Blog entries have been giving me stage-fright, and I have written all but published none in this packet period. Within the process of putting together this packet I have reviewed some of the drafts, and reluctantly assigned a date and pressed the “publish” button, to set them free into the world.
Absolutely all of the feedback I’ve received for my writing has been positive. My Twitter pals (I live on Twitter, right?) have been appreciative and supportive beyond any possible expectation. There is no external reason for the bashfulness or stage fright. And yet, it is still there. I hope to have all fifteen entries up before I send out the next packet.
Can one wear a tabernacle? Certainly not in the English phrase, which is specifically an abode or dwelling.
For the Hebrew word, pronounced “mishkan” and related to the Akkadian “šakanu” and the Canaanite, Ugaritic and Arabic S.K.N. stem/root, and the Aramaic Skhein, means dwelling or home and implies a structure, not the decoration on a structure.
Thus, the English word “tabernacle” has listed in my dictionary, as its seventh meaning, “the human body, as the temporary abode of the soul.” So I would say that a tabernacle cannot be clothes – but can be clothed.
In fact, the process of dressing the Tabernacle seems to be the main task for the Exodus migrants, as they amble across the desert.
Quoth author Cory Doctorow, on Twitter:
Amazing to think that I’m relieved at the victory of the pro-wiretapping, pro-extrajudicial-assassination, anti-whistleblower candidate
I think that sentiment explains the following, photo, shot on the afternoon of November 6th:
In the course of my first packet, something I wrote moved my Awesome Advisor to wonder if I might want to write a critical inquiry into the prospects of Egypt’s archeological treasures based on the goings on in Egypt (specifically) and North Africa (more generally).
I hesitate to write such a piece. While I am collecting information about possible changes to the way things are done there, it would be very hard to do any serious writing about it without entertaining the Orientalist, Islamophobic point of view that is so prevalent in the West today.
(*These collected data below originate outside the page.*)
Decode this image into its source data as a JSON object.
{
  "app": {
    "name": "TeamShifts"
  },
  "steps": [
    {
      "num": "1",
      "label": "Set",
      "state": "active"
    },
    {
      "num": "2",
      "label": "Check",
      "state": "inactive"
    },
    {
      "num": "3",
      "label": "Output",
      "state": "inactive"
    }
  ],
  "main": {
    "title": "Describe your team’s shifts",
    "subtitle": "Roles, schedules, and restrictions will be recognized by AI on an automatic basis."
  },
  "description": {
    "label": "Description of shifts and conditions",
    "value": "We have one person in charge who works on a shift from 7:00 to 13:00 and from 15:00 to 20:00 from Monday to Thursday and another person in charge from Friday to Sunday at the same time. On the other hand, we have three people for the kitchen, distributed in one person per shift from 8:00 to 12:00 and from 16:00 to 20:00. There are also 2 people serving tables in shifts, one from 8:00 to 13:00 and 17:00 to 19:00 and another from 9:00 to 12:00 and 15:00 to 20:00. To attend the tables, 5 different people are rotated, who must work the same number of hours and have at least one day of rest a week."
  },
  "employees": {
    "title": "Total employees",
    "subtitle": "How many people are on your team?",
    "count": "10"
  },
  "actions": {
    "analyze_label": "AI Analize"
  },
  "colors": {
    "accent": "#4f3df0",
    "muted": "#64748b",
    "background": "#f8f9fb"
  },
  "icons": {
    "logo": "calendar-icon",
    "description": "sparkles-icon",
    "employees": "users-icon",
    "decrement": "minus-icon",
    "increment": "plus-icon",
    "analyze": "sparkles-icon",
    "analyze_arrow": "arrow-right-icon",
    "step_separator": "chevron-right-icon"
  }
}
Islamophobia bothers me a lot. It seems that the required hatred is pointed at Muslims this decade. I’m glad it is no longer Russians or Germans, but unhappy about the Muslims being assigned the role of target of dehumanization. Any concerns I have about future decisions about archeology in Egypt could be played against Muslims, and I want to be quite sure that nothing I say or do is ever used in that way. Islam has its problems, much as every other religion does. But the favored position that hate-speech against Muslims and their religion is given in the U.S. and Europe today makes me quite ill.
So it is probably better that I just collect information, not write a full piece about this, for now.
On October 12th I mentioned that the doing of new things is scary, especially relating to this study course. I meant the phrase “study course” to encompass all of the things I’m doing within this first semester at Goddard.
The learning is the easy part. The communication challenges me a great deal. And every time I start doing a new thing – be it interacting with the library or arranging for someone to double check my progress in a field – I first have to overcome my dread of the unknown.
When I was in my late twenties, a single mom in Tel Aviv living a life far from the life I’d planned, I used to remind myself that I was the bravest woman in the WHOLE city. Everything was terrifying and new, and yet – I did it anyhow.
The situation with studying is not nearly that terrifying, but it does require that I muster every bit of courage that I have. I am not afraid to fail. I am not afraid to succeed, either. I think I am afraid to claim my rightful place in the world.
I’d better work on that.
It seems to me that in the presence of many previously-owned books, what I shed is inhibitions and fear. Maybe that is the answer? Maybe I need to surround myself with an environment that feels ultimately safe, like that in a bookstore?
Hmm. Filed under “requires more thought.”
This is about Tahrir – and the meaning of the word and the square.
It has been my great privilege to live through the Arab Spring with my eyes firmly on Twitter, which is one of the sites where the action was taking place.
I watched, with tears of joy running down my cheeks and streaming through my keyboard, as nation after nation rose up against the tyranny oppressing it. I watched Tunisia shake off its dictator first, and Libya try, and Egypt – oh, Egypt, Egypt, my heart leapt from my chest and messed up the screen something FIERCE when watching the reports from Tahrir Square.
Tahrir means liberation. It is the name of a square in downtown Cairo, where brave citizens went and sat, sat, sat for liberty. Mubarak sent his thugs, some on camel-back, and I watched the videos streaming, live, from Tahrir square. I watched Al Jazeera (a pretty good source of news, certainly better than anything I’ve seen in the U.S.) while the speeches were announced; I watched when Mubarak stepped down, and was arrested.
The whole while my heart sang Tahrir! Tahrir!
The modern Hebrew cognate is “herut” (liberty), which happens to be the core political party in the odious right-wing Likud. I know that pretty words can cover ugly truths. And yet, my heart sings:
Tahrir. Better Tahrir than a blood-spilling Thawra (revolution). Tahrir, for all.